Ihm sei es sehr wichtig, allen Teilen der Braunschweiger Gesellschaft zu verdeutlichen, dass das Festival ein bedeutungsvoller Teil der Stadtkultur ist.

Das Thema »Verjüngung« spielt für Michael P. Aust eine große Rolle. So gibt es aktuell eine App für das Filmfestival, es gibt mittlerweile ein Teammitglied, das sich ausschließlich um Social Media kümmert und es gibt Überlegungen, in geraumer Zukunft die klassische Werbung weitestgehend abzuschaffen. »Dafür gibt es aber noch zu viele Leute, die gern den Katalog in den Händen halten und die denken, das Festival findet nicht statt, wenn sie kein Plakat in der Stadt sehen«, erklärt Aust.
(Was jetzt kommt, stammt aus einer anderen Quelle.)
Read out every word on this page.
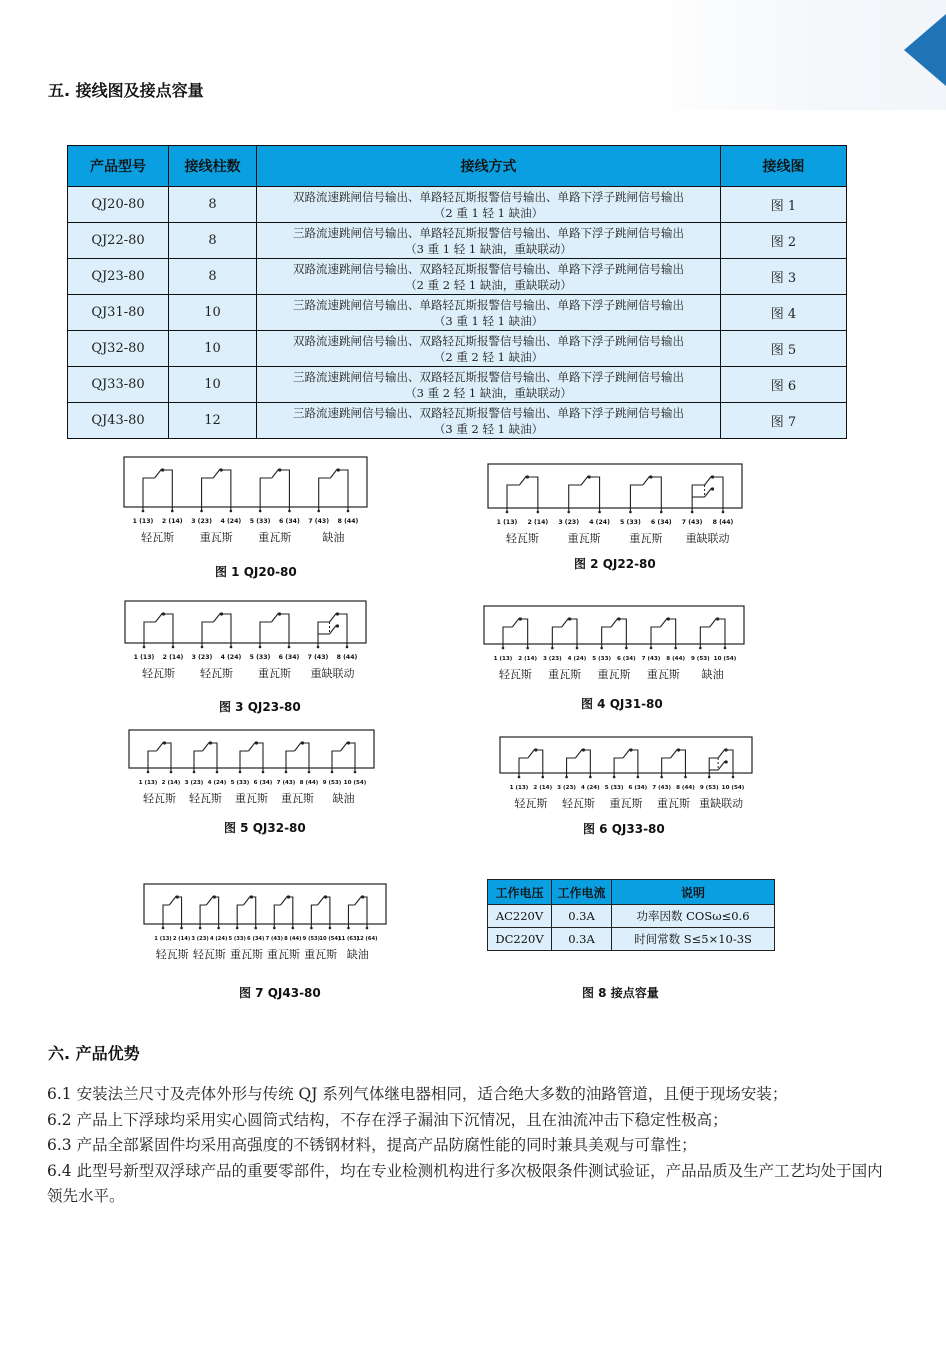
五. 接线图及接点容量
产品型号	接线柱数	接线方式	接线图
QJ20-80	8	双路流速跳闸信号输出、单路轻瓦斯报警信号输出、单路下浮子跳闸信号输出
（2 重 1 轻 1 缺油）	图 1
QJ22-80	8	三路流速跳闸信号输出、单路轻瓦斯报警信号输出、单路下浮子跳闸信号输出
（3 重 1 轻 1 缺油，重缺联动）	图 2
QJ23-80	8	双路流速跳闸信号输出、双路轻瓦斯报警信号输出、单路下浮子跳闸信号输出
（2 重 2 轻 1 缺油，重缺联动）	图 3
QJ31-80	10	三路流速跳闸信号输出、单路轻瓦斯报警信号输出、单路下浮子跳闸信号输出
（3 重 1 轻 1 缺油）	图 4
QJ32-80	10	双路流速跳闸信号输出、双路轻瓦斯报警信号输出、单路下浮子跳闸信号输出
（2 重 2 轻 1 缺油）	图 5
QJ33-80	10	三路流速跳闸信号输出、双路轻瓦斯报警信号输出、单路下浮子跳闸信号输出
（3 重 2 轻 1 缺油，重缺联动）	图 6
QJ43-80	12	三路流速跳闸信号输出、双路轻瓦斯报警信号输出、单路下浮子跳闸信号输出
（3 重 2 轻 1 缺油）	图 7
1 (13) 2 (14) 3 (23) 4 (24) 5 (33) 6 (34) 7 (43) 8 (44)
轻瓦斯 重瓦斯 重瓦斯	缺油
图 1 QJ20-80
1 (13) 2 (14) 3 (23) 4 (24) 5 (33) 6 (34) 7 (43) 8 (44)
轻瓦斯	重瓦斯	重瓦斯 重缺联动
图 2 QJ22-80
1 (13) 2 (14) 3 (23) 4 (24) 5 (33) 6 (34) 7 (43) 8 (44)
轻瓦斯 轻瓦斯 重瓦斯 重缺联动
图 3 QJ23-80
1 (13) 2 (14) 3 (23) 4 (24) 5 (33) 6 (34) 7 (43) 8 (44) 9 (53) 10 (54)
轻瓦斯 重瓦斯 重瓦斯 重瓦斯 缺油
图 4 QJ31-80
1 (13) 2 (14) 3 (23) 4 (24) 5 (33) 6 (34) 7 (43) 8 (44) 9 (53) 10 (54)
轻瓦斯 轻瓦斯 重瓦斯 重瓦斯 缺油
图 5 QJ32-80
1 (13) 2 (14) 3 (23) 4 (24) 5 (33) 6 (34) 7 (43) 8 (44) 9 (53) 10 (54)
轻瓦斯 轻瓦斯 重瓦斯 重瓦斯 重缺联动
图 6 QJ33-80
1 (13) 2 (14) 3 (23) 4 (24) 5 (33) 6 (34) 7 (43) 8 (44) 9 (53) 10 (54)
11 (63)
12 (64)
轻瓦斯 轻瓦斯 重瓦斯 重瓦斯 重瓦斯 缺油
图 7 QJ43-80
工作电压	工作电流	说明
AC220V	0.3A	功率因数 COSω≤0.6
DC220V	0.3A	时间常数 S≤5×10-3S
图 8 接点容量
六. 产品优势

6.1 安装法兰尺寸及壳体外形与传统 QJ 系列气体继电器相同，适合绝大多数的油路管道，且便于现场安装；

6.2 产品上下浮球均采用实心圆筒式结构，不存在浮子漏油下沉情况，且在油流冲击下稳定性极高；

6.3 产品全部紧固件均采用高强度的不锈钢材料，提高产品防腐性能的同时兼具美观与可靠性；

6.4 此型号新型双浮球产品的重要零部件，均在专业检测机构进行多次极限条件测试验证，产品品质及生产工艺均处于国内领先水平。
Die Menge der auf dem Filmfest gezeigten Filme hat der Festivaldirektor enorm erhöht. »Es mussten andere Zuständigkeiten geschaffen werden, wir haben uns schlicht anders organisiert.« Es gibt nun eine Datenbank, die die Arbeit in vielerlei Hinsicht vereinfacht und verringert. Mit den gleichen Ressourcen wie vorher werde jetzt viel mehr geschafft.

Kontakte sind essenziell

Für seine Arbeit in Braunschweig hat er von den Beziehungen, die er über die Jahre bereits in Köln geschlossen hat, profitiert. »Für die Filmbranche braucht man unbedingt Kontakte. Durch Köln bringe ich eine Basis mit, die ich allein in Braunschweig nicht bekommen hätte. Dafür fehlt hier eine Filmszene im engeren Sinne.«

Als Ausgleich zur Arbeit geht der 53-Jährige morgens gern am Löwenwall joggen. »Das passiert aus Zeitgründen aber leider viel zu selten.« Sein einziges ihm verbliebenes Hobby ist Musikvideos sammeln. Letztendlich spiegelte sich aber auch das in seiner Arbeit am Festival wieder, da er Vorträge dazu anbiete, auch, um sich selber weiterzubilden. »Wenn man alle Hobbys zu seinem Beruf vereint hat, bleibt nicht mehr allzu viel über«, lacht Aust.